The operation was called Weeping Blood. I have personally discovered this by trawling through illegally acquired records. At that time, I didn’t know anything of the world, only that I had to escape mine. The only way to leave an island is to dive into the sea, and I threw myself into the water and swam. My brother followed, but he drowned before he could reach me.
I was near death when a fisherman’s boat found me. They were kind people, taking me to their fishing village in the mainland, plying me with milk and medicine. It is from there that my second life began.
To this day, the sight of peolis fills me with a vitriolic disgust. I used to blame myself, for it was I who took those seeds to my father. It was I who was manipulated first. Even if I never ate those dangerous, modified fruits, it was I who paved the way for the destruction of my people.
But then, to carry the weight of extinction on your back is an impossible feat.
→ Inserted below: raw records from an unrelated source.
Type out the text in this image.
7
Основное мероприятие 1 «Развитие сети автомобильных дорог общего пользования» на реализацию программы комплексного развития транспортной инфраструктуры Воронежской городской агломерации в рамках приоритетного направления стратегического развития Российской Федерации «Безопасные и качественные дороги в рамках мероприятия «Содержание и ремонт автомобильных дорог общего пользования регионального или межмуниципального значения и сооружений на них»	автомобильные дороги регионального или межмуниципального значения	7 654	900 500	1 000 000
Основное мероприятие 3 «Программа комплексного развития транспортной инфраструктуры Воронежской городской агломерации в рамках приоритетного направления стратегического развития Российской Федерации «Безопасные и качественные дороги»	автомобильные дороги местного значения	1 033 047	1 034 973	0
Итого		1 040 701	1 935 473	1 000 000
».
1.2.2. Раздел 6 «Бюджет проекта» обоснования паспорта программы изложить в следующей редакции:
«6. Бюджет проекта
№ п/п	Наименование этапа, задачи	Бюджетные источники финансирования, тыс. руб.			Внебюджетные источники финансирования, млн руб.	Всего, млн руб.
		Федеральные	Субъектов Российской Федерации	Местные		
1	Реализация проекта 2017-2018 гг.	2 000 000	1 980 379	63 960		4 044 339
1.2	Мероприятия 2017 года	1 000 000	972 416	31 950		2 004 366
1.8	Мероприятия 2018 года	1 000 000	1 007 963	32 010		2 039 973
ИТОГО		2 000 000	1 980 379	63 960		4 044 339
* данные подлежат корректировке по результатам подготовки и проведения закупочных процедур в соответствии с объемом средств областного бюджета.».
I try to console myself. How could I have known? I was just a child overpowered by the will of an empire.
In the briefest possible terms, that is my story. It’s where I was forged. I have lived a life of enormous silence, and I still keep a million secrets to my chest. But the empire is gone now, Arahi, and I will answer any more questions you have for me.
I hope you have found this letter useful, and expect you’ll be sensitive in the retelling of this account in your book.